Type | Format | Example |
---|---|---|
Classical HLA alleles | HLA_[GENE]*[ALLELE] | HLA_A*01:02 (two-field allele) HLA_A*02 (one-field allele) |
HLA amino acids | AA_[GENE]_[AMINO ACID POSITION]_[GENOMIC POSITION]_[EXON]_[RESIDUE] | AA_B_97_31324201_exon3_V (amino acid position 97 in HLA-B, genomic position 31324201 (GrCh37) in exon 3, residue = V (Val) ) |
HLA intragenic SNPs | SNPS_[GENE]_[GENE POSITION]_[GENOMIC POSITION]_[EXON/INTRON] | SNPS_C_2666_31237183_intron6 (SNP at position 2666 of the gene body, genomic position 31237183 in intron 6) |
Insertions/deletions | INDEL_[TYPE]_[GENE]_[POSITION] | INDEL_AA_C_300x301_31237792 Indel between amino acids 300 and 301 in HLA-C, at genomic position 31237792) |
We note that our current implementation of the reference panel is limited to the G-group resolution (DNA sequences that determine the exons 2 and 3 for class I and exon 2 for class II genes), and amino acid positions outside the binding groove were taken as its best approximation. When converting G-group alleles to the two-field resolution, we first approximated G-group alleles to their corresponding allele at the four-field resolution based on the ordered allele list in the distributed IPD-IMGT/HLA database (version 3.32.0). We explicitly include exonic information in the HLA-TAPAS output.

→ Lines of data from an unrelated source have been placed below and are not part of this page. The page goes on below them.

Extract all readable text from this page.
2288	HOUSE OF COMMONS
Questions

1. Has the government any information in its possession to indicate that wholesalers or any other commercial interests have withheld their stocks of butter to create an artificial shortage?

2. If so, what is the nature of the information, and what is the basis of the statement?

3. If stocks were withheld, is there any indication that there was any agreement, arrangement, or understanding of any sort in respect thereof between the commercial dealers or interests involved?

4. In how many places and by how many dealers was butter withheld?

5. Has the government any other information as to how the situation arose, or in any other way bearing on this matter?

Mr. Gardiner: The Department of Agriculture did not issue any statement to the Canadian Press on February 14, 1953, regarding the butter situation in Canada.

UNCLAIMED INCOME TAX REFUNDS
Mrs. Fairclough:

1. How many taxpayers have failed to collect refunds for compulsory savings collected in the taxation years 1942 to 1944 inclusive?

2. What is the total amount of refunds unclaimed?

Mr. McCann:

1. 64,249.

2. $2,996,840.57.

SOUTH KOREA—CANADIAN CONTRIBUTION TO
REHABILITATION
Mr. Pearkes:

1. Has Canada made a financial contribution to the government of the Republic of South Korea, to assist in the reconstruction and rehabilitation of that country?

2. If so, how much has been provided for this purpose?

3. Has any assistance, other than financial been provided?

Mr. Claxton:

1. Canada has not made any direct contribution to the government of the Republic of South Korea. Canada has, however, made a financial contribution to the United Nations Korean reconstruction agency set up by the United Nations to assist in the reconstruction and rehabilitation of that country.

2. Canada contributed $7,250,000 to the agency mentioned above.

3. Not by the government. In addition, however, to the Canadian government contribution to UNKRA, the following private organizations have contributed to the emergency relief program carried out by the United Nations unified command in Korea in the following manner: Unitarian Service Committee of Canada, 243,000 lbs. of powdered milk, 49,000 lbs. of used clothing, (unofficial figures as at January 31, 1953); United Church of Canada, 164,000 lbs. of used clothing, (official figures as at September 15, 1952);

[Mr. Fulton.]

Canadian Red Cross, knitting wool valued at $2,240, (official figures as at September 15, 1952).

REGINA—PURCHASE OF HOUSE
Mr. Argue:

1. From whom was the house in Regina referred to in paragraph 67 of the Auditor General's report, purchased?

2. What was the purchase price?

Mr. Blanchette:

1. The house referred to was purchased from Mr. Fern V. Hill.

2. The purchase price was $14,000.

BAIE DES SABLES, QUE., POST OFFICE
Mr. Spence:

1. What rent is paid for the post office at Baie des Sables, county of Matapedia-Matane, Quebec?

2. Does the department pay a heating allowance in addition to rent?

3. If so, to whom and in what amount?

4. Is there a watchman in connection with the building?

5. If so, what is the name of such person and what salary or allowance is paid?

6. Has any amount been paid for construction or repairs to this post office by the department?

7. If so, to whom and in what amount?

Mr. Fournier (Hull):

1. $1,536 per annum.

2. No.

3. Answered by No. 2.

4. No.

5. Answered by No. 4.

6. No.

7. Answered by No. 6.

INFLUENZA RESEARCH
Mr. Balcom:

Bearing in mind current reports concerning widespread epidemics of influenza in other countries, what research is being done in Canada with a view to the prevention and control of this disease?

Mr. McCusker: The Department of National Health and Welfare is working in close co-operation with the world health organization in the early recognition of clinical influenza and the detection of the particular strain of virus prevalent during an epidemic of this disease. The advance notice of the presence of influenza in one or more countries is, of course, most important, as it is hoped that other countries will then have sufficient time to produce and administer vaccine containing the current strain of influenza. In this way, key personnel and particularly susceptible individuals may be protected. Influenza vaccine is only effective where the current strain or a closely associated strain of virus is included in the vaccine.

For more information about HLA imputation and help, please visit https://github.com/immunogenomics/HLA-TAPAS.
Compression and Encryption¶
- Merge all chunks of a chromosome into one single VCF file (.vcf.gz).
- Encrypt the data with a one-time password
Chromosome X Pipeline¶
In addition to the standard QC, the following per-sample checks are performed for chrX:
- Ploidy Check: Verifies if all variants in the non-PAR region are either haploid or diploid.
- Mixed Genotypes Check: Verifies if the proportion of mixed genotypes (e.g., 1/.) is < 10%.
For phasing and imputation, chrX is divided into three independent chunks (PAR1, non-PAR, PAR2). These chunks are then automatically merged by the Michigan Imputation Server 2 and returned as a single complete chromosome X file.